On Advice To A Repetition Hater


“Practice, repetition, and repetition of the repeated with ever increasing intensity are its distinctive features for long stretches of the way.”
– Eugen Herrigal, Zen in the Art of Archery

Reduced to its essentials, drumming is fundamentally about repetition.

Imagine for a moment that you’re a drummer. You stand in front of a snare drum (snares off), sticks in hands, poised and ready to play. You raise your right stick about twelve inches above the drum and make a single downwards stroke: waack. Nice. It’s a full and resonant sound and you bask in it for the brief moment of its sharp attack and fast decay. But as a musical event, this single snare drum stroke is cruelly evanescent in that it has disappeared almost as soon as it has sounded. So what do you do?

You strike the drum again of course! But this time you follow your right hand stroke with a left hand one, its mirror image: waack, waack. Using your two hands you have cloned that initial drum stroke, turning one beat into two. Two beats convey more musical sense that does one in that the interval between your right-and left-hand waacks suggests some kind of timing or pulsation. But your left hand following your right was only a one-off occurrence. The whole waack-waack sequence of sound is still quite brief. You want to extend this moment somehow, if only because playing the drum and hearing it sounding is so enjoyable.

You begin striking the drum again and this time you keep your hands moving steady in a right hand-left hand alternation: waack, waack, waack, waack…over and over again. Now something is happening: the repeated waacks suggest a regular pulsation and tempo. They also create their own kind of flow. This feels good. You don’t want to stop playing, for why would you want to destroy your own flow and enjoyment of the drum sound?

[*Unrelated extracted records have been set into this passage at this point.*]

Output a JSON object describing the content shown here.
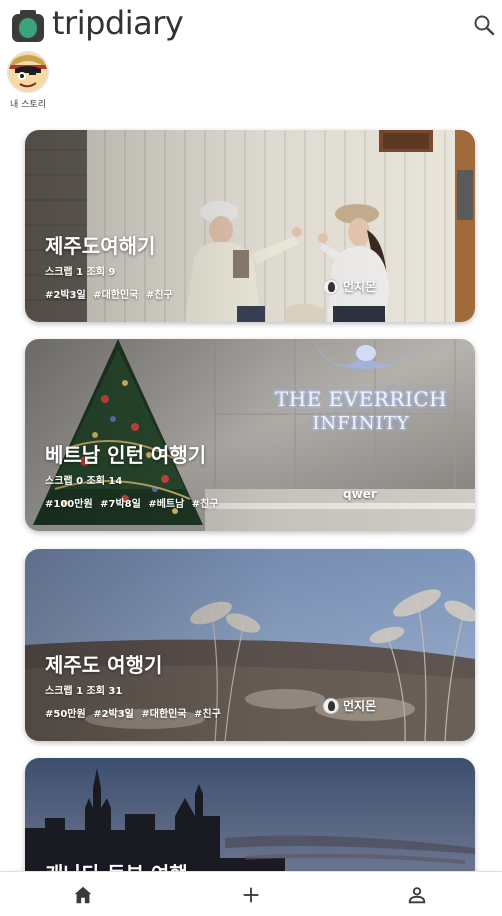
{
  "app": {
    "name": "tripdiary"
  },
  "header": {
    "logo_icon": "camera-icon",
    "search_icon": "search-icon"
  },
  "story": {
    "label": "내 스토리"
  },
  "cards": [
    {
      "title": "제주도여해기",
      "meta": "스크랩 1 조회 9",
      "tags": [
        "#2박3일",
        "#대한민국",
        "#친구"
      ],
      "author": "먼지몬"
    },
    {
      "title": "베트남 인턴 여행기",
      "meta": "스크랩 0 조회 14",
      "tags": [
        "#100만원",
        "#7박8일",
        "#베트남",
        "#친구"
      ],
      "author": "qwer",
      "sign_line1": "THE EVERRICH",
      "sign_line2": "INFINITY"
    },
    {
      "title": "제주도 여행기",
      "meta": "스크랩 1 조회 31",
      "tags": [
        "#50만원",
        "#2박3일",
        "#대한민국",
        "#친구"
      ],
      "author": "먼지몬"
    },
    {
      "title": "캐나다 동부 여행"
    }
  ],
  "bottom_nav": {
    "items": [
      "home-icon",
      "plus-icon",
      "profile-icon"
    ]
  },
  "colors": {
    "logo_green": "#3aa57c",
    "logo_dark": "#3b3b3b"
  }
}
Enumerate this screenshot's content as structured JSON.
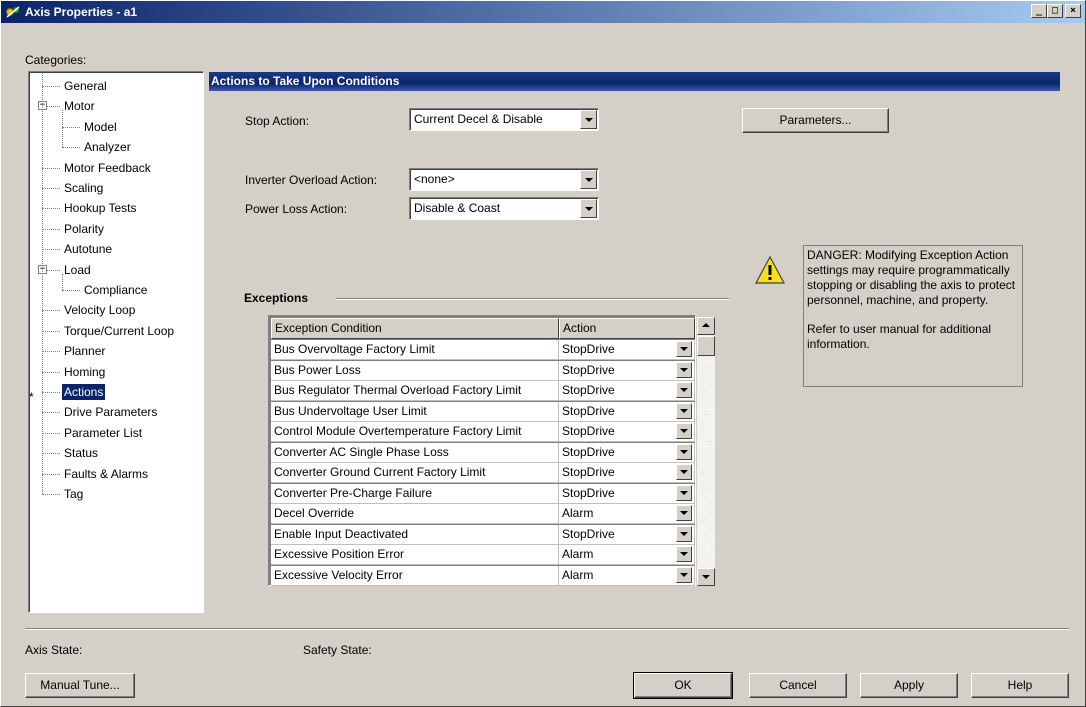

So you keep repeating—keeping you hands moving at a steady tempo. As you repeat you notice things that weren’t apparent when you played just a single snare drum waack or two. First, you notice the shape of the sound you’re making. Repetition affords you the opportunity to aurally observe your sound in motion, each waack like a specimen offered for your inspection. Each waack sounds similar, but subtly different too. You notice that your right and left hands don’t make exactly the same sound, and that the waacks change depending on where your sticks land on the drumhead. It’s something to pay attention to simply because it has your attention. Second, as you listen to the drum strokes and the shapes of their resonance, you notice the spaces between the strokes as a kind of negative space created in the brief absence of sound. You never noticed these spaces before, probably because you thought more about the moment of striking the drum. Finally, you notice that the space between your strokes has some relationship to the movement of your hands and arms. Specifically, the spaces align themselves with the upward movement of your hands and arms as they ready the sticks for the next stroke. In a shift of perception, you realize that what you thought was a simple right hand-left hand waack, waack, waack, waack alternation actually has more depth to it and the hand and arm movements required of you to play repeating strokes contain within themselves a way of subdividing the pulsation of your playing. Paying attention to the spaces between the notes and the upward as well the downward movements of your hands you now hear something different: waack (and) waack (and) waack (and) waack (and) . . . Your waacks now feel like a kind of breathing. Through repetition, you are not simply striking the snare drum; you’re keeping time.

Thus, when I speak of drumming as being fundamentally about repetition I mean to say that it only begins to offer its perceptual lessons when we allow ourselves to make a percussive gesture and then repeat it. A single stroke on a snare drum is one thing (and in great hands can be an awesomely beautiful thing). But repeating it, and then repeating that repetition for long stretches allows for an interesting series of transformations in our attention to take place.